Non credo proprio che Canicattì abbia bisogno di sapere come la pensa il Presidente della Provincia D’Orsi del Sindaco Corbo.
Ma un volta che si espresso “Ci dispiace” che ne abbia preso coscienza con notevole ritardo.
Ma al di là di questa esternazione, non è possibile ancora procrastinare la soluzione del problema idrico di Canicattì.
Il Prof.

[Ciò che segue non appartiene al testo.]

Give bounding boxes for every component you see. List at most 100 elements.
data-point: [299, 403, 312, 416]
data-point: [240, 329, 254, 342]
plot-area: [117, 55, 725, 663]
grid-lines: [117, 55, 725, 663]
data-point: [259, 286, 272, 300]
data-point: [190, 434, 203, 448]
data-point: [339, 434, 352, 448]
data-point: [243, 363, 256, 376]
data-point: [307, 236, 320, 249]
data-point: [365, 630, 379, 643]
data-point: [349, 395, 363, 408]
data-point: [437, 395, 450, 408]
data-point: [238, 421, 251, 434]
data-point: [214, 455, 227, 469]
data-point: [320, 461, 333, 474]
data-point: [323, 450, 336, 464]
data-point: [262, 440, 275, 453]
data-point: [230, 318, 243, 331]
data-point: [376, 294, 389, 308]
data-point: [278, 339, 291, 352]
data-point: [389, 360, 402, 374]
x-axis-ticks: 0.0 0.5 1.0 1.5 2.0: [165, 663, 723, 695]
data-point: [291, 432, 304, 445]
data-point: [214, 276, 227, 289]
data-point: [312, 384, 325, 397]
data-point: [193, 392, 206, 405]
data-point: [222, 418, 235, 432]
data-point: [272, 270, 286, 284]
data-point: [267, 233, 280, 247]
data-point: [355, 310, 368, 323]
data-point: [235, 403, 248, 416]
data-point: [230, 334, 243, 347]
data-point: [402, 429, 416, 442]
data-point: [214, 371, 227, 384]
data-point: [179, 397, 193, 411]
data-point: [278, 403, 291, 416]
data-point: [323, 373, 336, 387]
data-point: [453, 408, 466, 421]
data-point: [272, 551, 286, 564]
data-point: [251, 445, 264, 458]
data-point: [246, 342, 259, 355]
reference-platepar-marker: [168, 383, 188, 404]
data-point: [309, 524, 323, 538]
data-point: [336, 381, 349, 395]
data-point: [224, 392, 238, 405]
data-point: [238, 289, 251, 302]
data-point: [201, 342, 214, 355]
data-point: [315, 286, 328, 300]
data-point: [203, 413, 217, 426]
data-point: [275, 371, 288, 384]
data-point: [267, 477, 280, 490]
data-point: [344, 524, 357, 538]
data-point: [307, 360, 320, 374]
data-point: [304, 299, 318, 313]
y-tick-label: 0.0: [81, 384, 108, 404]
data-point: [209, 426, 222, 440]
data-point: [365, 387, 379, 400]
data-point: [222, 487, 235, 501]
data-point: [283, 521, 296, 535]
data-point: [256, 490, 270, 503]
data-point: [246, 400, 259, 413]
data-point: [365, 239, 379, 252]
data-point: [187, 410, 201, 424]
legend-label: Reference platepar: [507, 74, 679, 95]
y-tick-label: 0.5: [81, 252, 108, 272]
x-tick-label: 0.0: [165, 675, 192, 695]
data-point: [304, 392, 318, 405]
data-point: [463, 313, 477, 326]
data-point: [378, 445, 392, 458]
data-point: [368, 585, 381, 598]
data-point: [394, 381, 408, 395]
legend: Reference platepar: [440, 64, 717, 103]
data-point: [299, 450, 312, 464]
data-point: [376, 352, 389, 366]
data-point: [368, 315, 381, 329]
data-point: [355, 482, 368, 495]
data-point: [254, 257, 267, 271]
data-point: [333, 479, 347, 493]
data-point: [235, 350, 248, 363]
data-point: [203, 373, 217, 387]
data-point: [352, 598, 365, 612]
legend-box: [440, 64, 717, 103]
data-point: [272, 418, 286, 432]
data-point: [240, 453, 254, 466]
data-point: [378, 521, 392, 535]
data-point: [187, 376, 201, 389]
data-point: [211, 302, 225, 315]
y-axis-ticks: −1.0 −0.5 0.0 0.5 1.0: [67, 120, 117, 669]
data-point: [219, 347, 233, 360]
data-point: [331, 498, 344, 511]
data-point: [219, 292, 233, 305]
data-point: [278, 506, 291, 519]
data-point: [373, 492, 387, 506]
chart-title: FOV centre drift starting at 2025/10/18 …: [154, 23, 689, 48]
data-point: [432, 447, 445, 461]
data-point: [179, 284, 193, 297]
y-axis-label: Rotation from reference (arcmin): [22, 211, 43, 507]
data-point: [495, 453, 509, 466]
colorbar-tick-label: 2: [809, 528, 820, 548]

D’Orsi, essendo anche Presidente dell’ATO IDRICO, dovrebbe in qualche modo prendere atto della grave situazione in cui versa la nostra comunità e dopo di ciò determinarsi per la soluzione del problema.
Sono trascorsi quasi sei mesi, ancora oggi attendiamo che qualcuno ci dica se l’acqua che “riceviamo” è buona, si attende di sapere quali iniziative ha intrapreso l’ATO e la Girgenti acque sul caro bollette, sulle misure compensative da riconoscere ai cittadini che hanno subito dei danni durante il periodo dell’inquinamento da manganese, sulla allocazione di idonei uffici nel rispetto del contratto e quali sono i programmi di investimento programmati.
Presidente D’Orsi come vede Canicattì soffre, io ritengo che prima che si realizzi un aeroporto nella nostra provincia sia indispensabile quanto meno assicurare i servizi essenziali, acqua e pulizia.
Stiamo parlando di un problema che investe tutta la Provincia.
La invitiamo a Canicatti, a prendere coscienza della situazione, invitiamo Lei e la Sua Giunta ad un confronto civile con la comunità, stanca ormai da tempo di essere presa in giro.